EcoJet Airlines, the Edinburgh-based startup that aimed to become the world’s first electric airline, has formally entered liquidation after failing to secure critical funding for its operations.
According to a notice published in the Gazette government records on May 1, Paul Dounis and Mark Harper from Opus Restructuring have been appointed joint liquidators for the company.
EcoJet Planned Hydrogen-Electric Aviation Network
EcoJet was founded in 2023 by green energy entrepreneur Dale Vince, founder of Ecotricity and owner of football club Forest Green Rovers.
The airline planned to reduce aviation emissions by converting existing aircraft to hydrogen-electric propulsion systems rather than developing entirely new aircraft.
The company claimed its approach could eventually reduce carbon emissions by approximately 90,000 tonnes annually.
EcoJet initially intended to launch domestic routes between Edinburgh and Southampton before expanding services across mainland Europe.
Funding Shortfall Led To Collapse
Despite ambitious environmental goals, the airline was unable to secure £20 million in required investment funding.

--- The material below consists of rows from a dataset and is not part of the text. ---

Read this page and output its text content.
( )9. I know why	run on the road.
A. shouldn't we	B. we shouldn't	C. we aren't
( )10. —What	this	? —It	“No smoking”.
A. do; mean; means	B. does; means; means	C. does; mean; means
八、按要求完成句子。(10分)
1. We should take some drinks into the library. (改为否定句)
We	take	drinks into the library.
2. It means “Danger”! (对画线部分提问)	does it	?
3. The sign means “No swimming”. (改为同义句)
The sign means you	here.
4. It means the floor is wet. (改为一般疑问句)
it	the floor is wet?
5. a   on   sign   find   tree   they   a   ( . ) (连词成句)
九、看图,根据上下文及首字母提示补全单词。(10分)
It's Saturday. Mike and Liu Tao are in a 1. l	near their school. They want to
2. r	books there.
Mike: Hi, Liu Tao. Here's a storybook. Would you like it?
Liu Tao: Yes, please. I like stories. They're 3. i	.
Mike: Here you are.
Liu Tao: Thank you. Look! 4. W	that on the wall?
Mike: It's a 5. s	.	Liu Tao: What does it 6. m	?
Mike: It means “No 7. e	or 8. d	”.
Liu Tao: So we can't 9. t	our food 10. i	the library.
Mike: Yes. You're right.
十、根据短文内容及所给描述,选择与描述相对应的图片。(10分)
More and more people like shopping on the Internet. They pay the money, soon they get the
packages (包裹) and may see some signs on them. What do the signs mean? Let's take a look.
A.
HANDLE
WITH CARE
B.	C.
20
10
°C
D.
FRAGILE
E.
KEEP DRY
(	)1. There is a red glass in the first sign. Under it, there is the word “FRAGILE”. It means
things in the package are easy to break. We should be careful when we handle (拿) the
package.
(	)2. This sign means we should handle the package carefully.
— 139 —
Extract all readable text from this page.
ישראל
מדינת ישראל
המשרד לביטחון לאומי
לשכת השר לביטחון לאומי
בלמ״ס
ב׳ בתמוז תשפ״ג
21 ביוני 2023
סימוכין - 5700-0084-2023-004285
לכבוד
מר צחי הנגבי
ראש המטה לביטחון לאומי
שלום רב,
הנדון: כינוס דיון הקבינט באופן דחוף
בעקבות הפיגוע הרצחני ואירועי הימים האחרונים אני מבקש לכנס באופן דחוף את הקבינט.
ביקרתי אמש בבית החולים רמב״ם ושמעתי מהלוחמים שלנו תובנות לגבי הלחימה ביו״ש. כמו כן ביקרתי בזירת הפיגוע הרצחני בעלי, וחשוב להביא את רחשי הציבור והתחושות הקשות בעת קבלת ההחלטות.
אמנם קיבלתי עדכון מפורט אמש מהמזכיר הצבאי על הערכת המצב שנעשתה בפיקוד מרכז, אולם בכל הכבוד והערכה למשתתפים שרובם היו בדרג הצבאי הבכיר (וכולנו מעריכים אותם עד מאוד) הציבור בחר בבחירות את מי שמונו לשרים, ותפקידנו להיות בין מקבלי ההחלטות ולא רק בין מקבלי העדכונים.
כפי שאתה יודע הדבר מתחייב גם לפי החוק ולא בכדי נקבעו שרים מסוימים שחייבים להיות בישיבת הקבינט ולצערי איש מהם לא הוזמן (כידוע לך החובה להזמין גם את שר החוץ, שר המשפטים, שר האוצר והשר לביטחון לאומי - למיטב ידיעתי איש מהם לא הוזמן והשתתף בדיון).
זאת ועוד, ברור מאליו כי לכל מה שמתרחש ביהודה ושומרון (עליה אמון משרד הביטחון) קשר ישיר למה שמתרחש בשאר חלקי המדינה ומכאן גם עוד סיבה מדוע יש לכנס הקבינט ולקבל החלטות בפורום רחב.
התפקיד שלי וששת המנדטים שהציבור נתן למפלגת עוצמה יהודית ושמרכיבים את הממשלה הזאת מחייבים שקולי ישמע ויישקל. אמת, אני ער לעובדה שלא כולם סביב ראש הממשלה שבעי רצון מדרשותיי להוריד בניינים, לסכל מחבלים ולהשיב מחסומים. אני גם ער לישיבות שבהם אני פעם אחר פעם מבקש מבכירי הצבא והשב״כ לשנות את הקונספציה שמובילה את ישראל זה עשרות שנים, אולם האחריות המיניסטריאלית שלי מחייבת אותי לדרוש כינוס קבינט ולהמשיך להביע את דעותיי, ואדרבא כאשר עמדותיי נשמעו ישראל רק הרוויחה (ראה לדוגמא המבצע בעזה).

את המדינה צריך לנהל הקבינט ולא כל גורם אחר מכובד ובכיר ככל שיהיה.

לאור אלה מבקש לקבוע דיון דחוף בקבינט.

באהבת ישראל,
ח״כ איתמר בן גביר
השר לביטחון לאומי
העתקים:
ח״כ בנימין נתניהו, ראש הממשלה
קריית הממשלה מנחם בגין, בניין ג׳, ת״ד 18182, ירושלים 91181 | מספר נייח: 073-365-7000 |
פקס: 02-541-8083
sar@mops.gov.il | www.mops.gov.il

The company’s financial difficulties escalated earlier this year when provisional liquidators were first appointed in February.
At that stage, EcoJet canceled all planned bookings and scrapped scheduled flights as operations were suspended.
The formal liquidation now confirms the collapse of the startup’s plans to enter the commercial aviation market.
Dale Vince Known For Environmental Activism
Founder Dale Vince is one of the United Kingdom’s most prominent renewable energy entrepreneurs and a major supporter of Labour Party environmental policies.
Through Ecotricity, Vince has donated more than £5.5 million to Labour since 2020.
He has also attracted public attention for supporting climate protest group Just Stop Oil and advocating tighter controls on large political donations.
Electric Aviation Sector Faces Major Challenges
EcoJet’s collapse highlights the ongoing financial and technological challenges facing emerging sustainable aviation startups.
While airlines and manufacturers continue investing in lower-emission technologies, including hydrogen and electric propulsion systems, many projects remain dependent on substantial external funding and long-term infrastructure development.
The liquidation marks another setback for the commercial rollout of alternative propulsion technologies within the aviation sector.